Mr. Calacanis genuinely believes that investing in start-ups is good advice; he has even offered his three children a chance to skip college and to use the tuition money on betting on start-ups. His 7-year-old daughter, he said, is leaning toward taking the deal.
But like other recent populist movements, Mr. Calacanis’s isn’t without its apparent grifts. Mr. Calacanis runs a “syndicate,” a kind of investing club in which people co-invest their money alongside his bets. The book, he says, led to a surge in new investors on his syndicate — and if those investments pay off, Mr. Calacanis gets a 20 percent cut of his co-investors’ returns.
Not that he’s shy about any of this. “Of course, I plan to make a great deal of money in these revolutions,” he writes in “Angel.”
You could call his attitude chutzpah, or you could call it hustle, which is a quality Mr. Calacanis has in spades. He grew up in a working-class family in Brooklyn and writes that he spent much of his youth wondering, “What would it be like to be rich?”

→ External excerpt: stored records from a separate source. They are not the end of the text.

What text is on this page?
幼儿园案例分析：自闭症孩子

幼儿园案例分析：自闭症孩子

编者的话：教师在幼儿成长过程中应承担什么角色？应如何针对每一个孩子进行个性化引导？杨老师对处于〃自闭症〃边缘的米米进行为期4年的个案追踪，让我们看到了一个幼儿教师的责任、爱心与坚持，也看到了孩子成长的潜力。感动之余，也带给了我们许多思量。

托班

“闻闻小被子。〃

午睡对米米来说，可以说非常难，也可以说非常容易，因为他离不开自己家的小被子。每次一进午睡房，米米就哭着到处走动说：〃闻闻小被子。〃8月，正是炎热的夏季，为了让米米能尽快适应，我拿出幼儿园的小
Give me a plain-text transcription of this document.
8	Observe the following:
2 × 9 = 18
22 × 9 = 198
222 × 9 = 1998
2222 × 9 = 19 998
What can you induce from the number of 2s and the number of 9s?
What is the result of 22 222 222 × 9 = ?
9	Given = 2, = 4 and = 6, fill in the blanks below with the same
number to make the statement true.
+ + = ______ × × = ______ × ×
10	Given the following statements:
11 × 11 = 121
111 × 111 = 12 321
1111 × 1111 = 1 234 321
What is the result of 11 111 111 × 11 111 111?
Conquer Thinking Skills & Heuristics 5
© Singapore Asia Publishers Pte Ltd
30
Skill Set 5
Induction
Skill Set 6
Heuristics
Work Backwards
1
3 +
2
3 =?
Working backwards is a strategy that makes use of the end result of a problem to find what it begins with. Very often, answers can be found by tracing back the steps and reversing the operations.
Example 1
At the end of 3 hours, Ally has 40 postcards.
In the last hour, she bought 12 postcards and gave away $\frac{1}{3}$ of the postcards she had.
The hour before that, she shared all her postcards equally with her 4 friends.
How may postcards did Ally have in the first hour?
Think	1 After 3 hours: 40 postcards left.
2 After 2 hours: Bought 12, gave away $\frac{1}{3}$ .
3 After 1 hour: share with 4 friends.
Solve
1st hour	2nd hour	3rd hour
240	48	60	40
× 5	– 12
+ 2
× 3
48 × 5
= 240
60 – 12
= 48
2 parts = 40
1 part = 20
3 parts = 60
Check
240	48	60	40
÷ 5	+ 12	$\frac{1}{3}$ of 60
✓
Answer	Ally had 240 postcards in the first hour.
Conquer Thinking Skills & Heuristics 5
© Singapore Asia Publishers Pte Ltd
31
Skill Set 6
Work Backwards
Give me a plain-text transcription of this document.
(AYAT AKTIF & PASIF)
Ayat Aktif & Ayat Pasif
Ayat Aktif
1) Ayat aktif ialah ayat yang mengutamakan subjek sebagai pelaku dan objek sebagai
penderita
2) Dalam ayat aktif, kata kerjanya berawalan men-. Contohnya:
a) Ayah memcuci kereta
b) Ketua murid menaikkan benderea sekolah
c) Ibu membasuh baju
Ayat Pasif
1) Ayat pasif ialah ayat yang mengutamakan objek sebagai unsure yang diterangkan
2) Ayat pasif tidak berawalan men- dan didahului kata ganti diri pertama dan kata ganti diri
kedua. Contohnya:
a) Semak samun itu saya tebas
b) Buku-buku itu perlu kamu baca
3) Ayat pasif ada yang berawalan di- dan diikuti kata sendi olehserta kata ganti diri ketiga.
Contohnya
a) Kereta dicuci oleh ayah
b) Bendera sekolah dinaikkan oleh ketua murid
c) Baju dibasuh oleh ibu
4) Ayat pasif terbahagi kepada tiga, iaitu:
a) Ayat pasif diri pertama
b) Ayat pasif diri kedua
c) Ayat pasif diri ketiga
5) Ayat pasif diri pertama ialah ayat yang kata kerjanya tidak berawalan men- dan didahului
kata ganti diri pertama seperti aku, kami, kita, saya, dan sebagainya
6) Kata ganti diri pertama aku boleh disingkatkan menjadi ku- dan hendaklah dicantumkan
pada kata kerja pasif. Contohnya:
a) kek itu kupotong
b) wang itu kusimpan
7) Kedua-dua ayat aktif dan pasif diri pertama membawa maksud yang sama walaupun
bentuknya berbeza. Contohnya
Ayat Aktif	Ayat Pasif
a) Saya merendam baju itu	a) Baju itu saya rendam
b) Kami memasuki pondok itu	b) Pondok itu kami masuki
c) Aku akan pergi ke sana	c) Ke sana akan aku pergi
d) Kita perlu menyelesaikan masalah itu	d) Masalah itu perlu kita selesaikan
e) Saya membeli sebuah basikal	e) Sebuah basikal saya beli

He got his start in the 1990s as a reporter covering the budding internet industry in New York. Later, he helped found Weblogs, one of the early digital media companies, which, in 2005, he sold to AOL for $30 million. Along the way, he made dozens of connections — he casually name-drops every big name in tech — and now, as an angel, he parlays those connections into “deal flow,” getting early access to invest in the best start-ups.
In 2009, the venture capital firm Sequoia enlisted Mr. Calacanis as one of its “scouts,” an informal network of entrepreneurs who look for promising companies on the firm’s behalf. As part of that program, Mr. Calacanis invested $25,000 on a friend’s crazy-sounding tech-enabled cab company. The friend was Travis Kalanick; the company was Uber. And despite that company’s recent turmoil, the deal has turned into Mr. Calacanis’s biggest win as an angel by far, worth about $100 million on paper.
One charge against Mr. Calacanis’s advice is that his wins aren’t widely replicable — not everyone can make a fortune off their friends’ billion-dollar ideas, after all.
But Mr. Calacanis isn’t suggesting that people enter the angel business expecting to get rich quickly.
“Look, I’m going to wind up being the GOAT,” he said, using internet-speak for Greatest Of All Time. “You don’t read a book by Michael Jordan or LeBron James and expect to start playing basketball like Michael Jordan or LeBron James.”
Instead, he outlines a careful and systematic approach for newcomers to the angel business. He said people should start slowly, first as part of syndicates like his. Those deals will help newbie investors get exposed to other investors and tech founders, which will bring them access to bigger and better deals. He said repeatedly that this would take time and effort — people should be willing to spend 20 hours a week on their investments, and if they really want to hit it big, they should be willing to move to Silicon Valley.
And he is frank about the risks. The book begins with an all-caps disclaimer warning, “DON’T READ THIS BOOK IF YOU CAN’T HANDLE LOSING YOUR MONEY INVESTING IN THE RISKIEST ASSET CLASS ON THE PLANET: START-UPS.”
But to Mr. Calacanis, the risks are worth taking. The world seems to have lost its moorings; it’s changing in ways that none of us can predict anymore.
So shouldn’t you do something big? As Mr. Calacanis argues: “No gamble, no future.”